See the wet meat soar?
I swore an oath off updates after the death of [redacted to prevent spoilers], but I've been checking the bulletin board on occasion, shocked anew each time at the dearth of soul-searching there. It's as though that night at the Moonbeam never occurred, our lives on unruptured procession of promotions and breeding success, summer cottages, marathons. Who called for the moratorium on feeling? Who pulled the plug on the true? Or was it always just me, feeble Tea, who believed in the power of updates, who thought that by sharing with my brethren of the valley the story of my days and nights, my fears and joys, or even just the febrile murmurings of my mind, our forts of ruinous solitude might be breached.
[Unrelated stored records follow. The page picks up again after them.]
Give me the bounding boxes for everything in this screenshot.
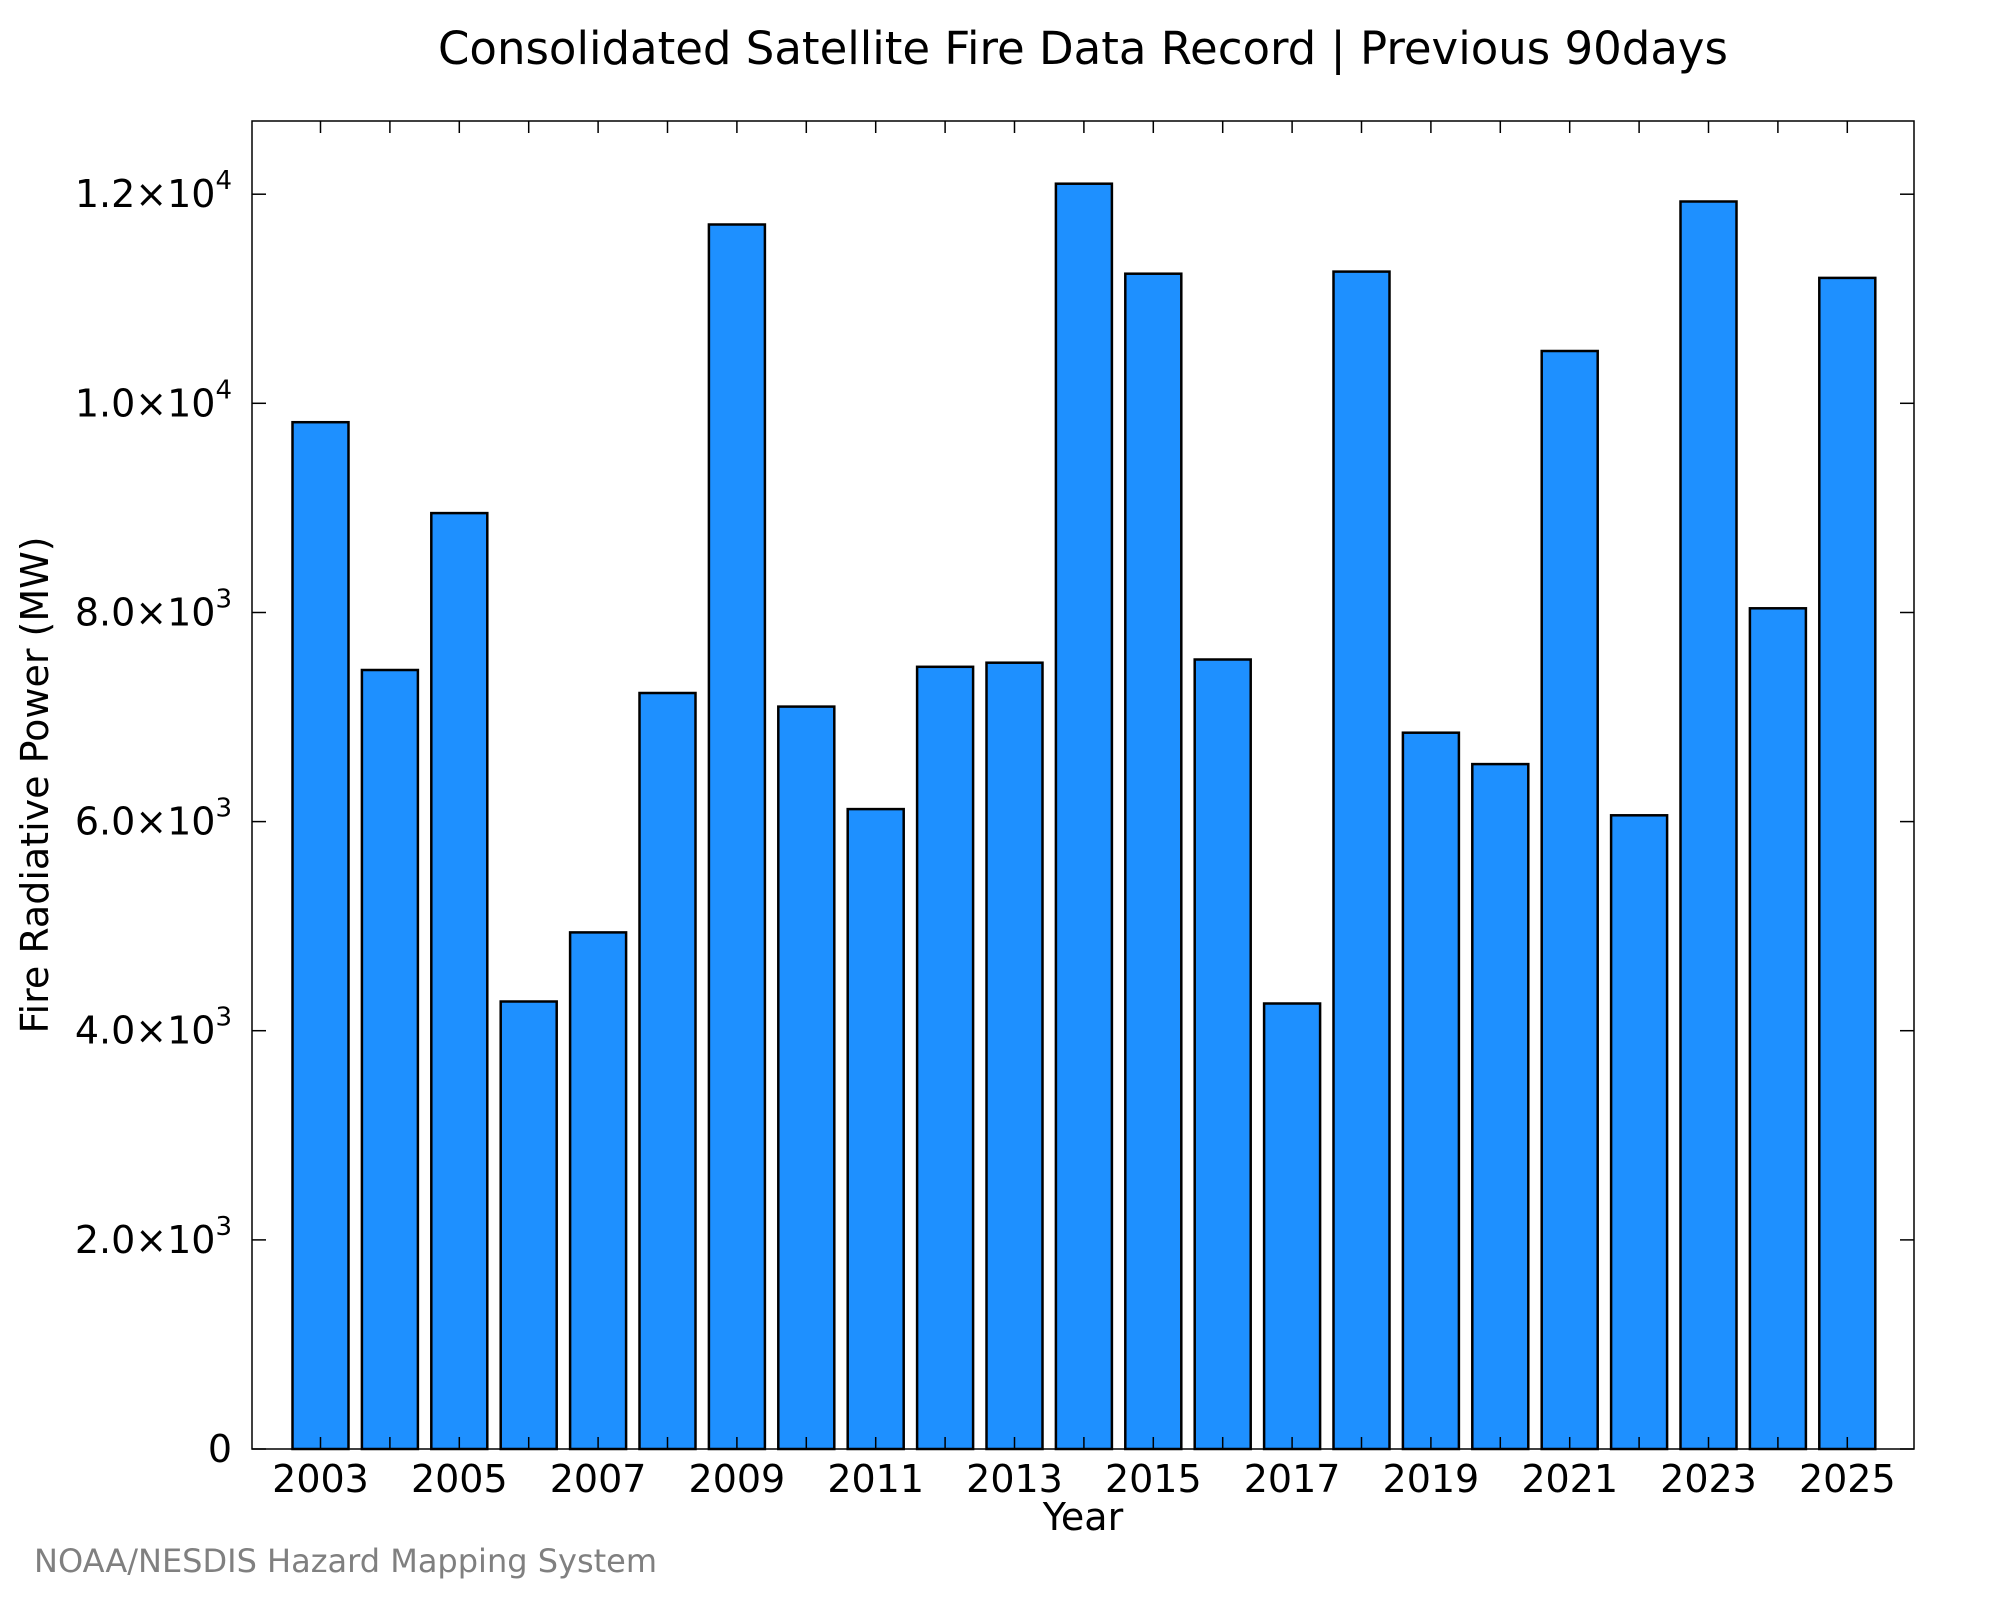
- bar-2015: [1124, 272, 1183, 1451]
- bar-2011: [846, 807, 905, 1451]
- bar-2021: [1540, 349, 1599, 1451]
- x-tick-label: 2021: [1521, 1457, 1618, 1501]
- x-tick-label: 2005: [411, 1457, 508, 1501]
- bar-2004: [360, 668, 420, 1451]
- bar-2003: [291, 420, 350, 1451]
- bar-2020: [1471, 762, 1530, 1451]
- y-tick-label: 2.0×103: [75, 1212, 232, 1262]
- bar-2012: [915, 665, 975, 1451]
- x-axis: 2003 2005 2007 2009 2011 2013 2015 2017 2019 2021…: [272, 121, 1896, 1501]
- bar-2016: [1193, 658, 1252, 1451]
- bar-2008: [638, 691, 697, 1451]
- x-tick-label: 2023: [1660, 1457, 1757, 1501]
- bar-2010: [777, 705, 836, 1451]
- x-tick-label: 2003: [272, 1457, 369, 1501]
- x-tick-label: 2011: [827, 1457, 924, 1501]
- y-tick-label: 1.2×104: [75, 166, 232, 216]
- bar-2017: [1262, 1002, 1322, 1451]
- y-tick-label: 0: [208, 1427, 232, 1471]
- bar-2013: [985, 661, 1044, 1451]
- bar-2025: [1818, 276, 1877, 1451]
- y-axis-label: Fire Radiative Power (MW): [13, 536, 57, 1033]
- bar-2005: [430, 511, 489, 1451]
- y-tick-label: 4.0×103: [75, 1003, 232, 1053]
- x-tick-label: 2009: [689, 1457, 786, 1501]
- bar-2009: [707, 223, 767, 1451]
- bars-group: [291, 182, 1877, 1451]
- y-axis: 0 2.0×103 4.0×103 6.0×103 8.0×103 1.0×104 1.2×…: [75, 166, 1914, 1471]
- bar-2022: [1609, 814, 1669, 1451]
- x-tick-label: 2025: [1799, 1457, 1896, 1501]
- y-tick-label: 6.0×103: [75, 794, 232, 844]
- x-tick-label: 2007: [550, 1457, 647, 1501]
- bar-2018: [1332, 270, 1391, 1451]
- bar-2019: [1401, 731, 1461, 1451]
- bar-2006: [499, 1000, 558, 1451]
- bar-2023: [1679, 200, 1738, 1451]
- bar-2024: [1748, 607, 1808, 1451]
- bar-2014: [1054, 182, 1114, 1451]
- y-tick-label: 1.0×104: [75, 375, 232, 425]
- credit-text: NOAA/NESDIS Hazard Mapping System: [34, 1542, 657, 1580]
- bar-2007: [568, 931, 628, 1451]
- plot-frame: [251, 120, 1915, 1450]
- x-axis-label: Year: [1042, 1495, 1124, 1539]
- x-tick-label: 2017: [1244, 1457, 1341, 1501]
- x-tick-label: 2019: [1383, 1457, 1480, 1501]
- y-tick-label: 8.0×103: [75, 585, 232, 635]
- x-tick-label: 2013: [966, 1457, 1063, 1501]
- chart-title: Consolidated Satellite Fire Data Record …: [438, 22, 1728, 75]
- x-tick-label: 2015: [1105, 1457, 1202, 1501]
Okay, maybe it was just me.
"Breached" is similarly misconjugated. The past participle in this case falsely assumes completion where there can be none—the blogger can neither "breach" himself/herself nor the audience which s/he intends, for both are shifting in ways that defy pressure. Blogging is carried out on the slipperiest of surfaces, and any effort to generate the friction necessary to establish a head-on collision—with a reader or even an interlocutor—is a fool's errand. This is why bloggers are always talking past one another to a degree much greater even than in verbal exchanges or academic journals. The hope for a "breached" audience—one that has been pinned, effectively, in place to listen, is absurd, unrealizable. The blogger's hope for a degree of transparency which would allow the audience to breach oneself is similarly impossible—no one blogs at a rate wherein the gaps of non-blogged activity are smaller than the posts. The life that occurs in those gaps reorients the life that falls into the posts between the gaps—as you live, the constellation of the posts you've made shifts based on what you do outside of your posts—inevitably. To be "breached" would require a cessation of this shifting—and that cannot happen.
Well, that's enough—more than enough, I'm sure. I may have taken all the fun out of Home Land, but that's definitely not my intention. It is a fantastic book—read it soon.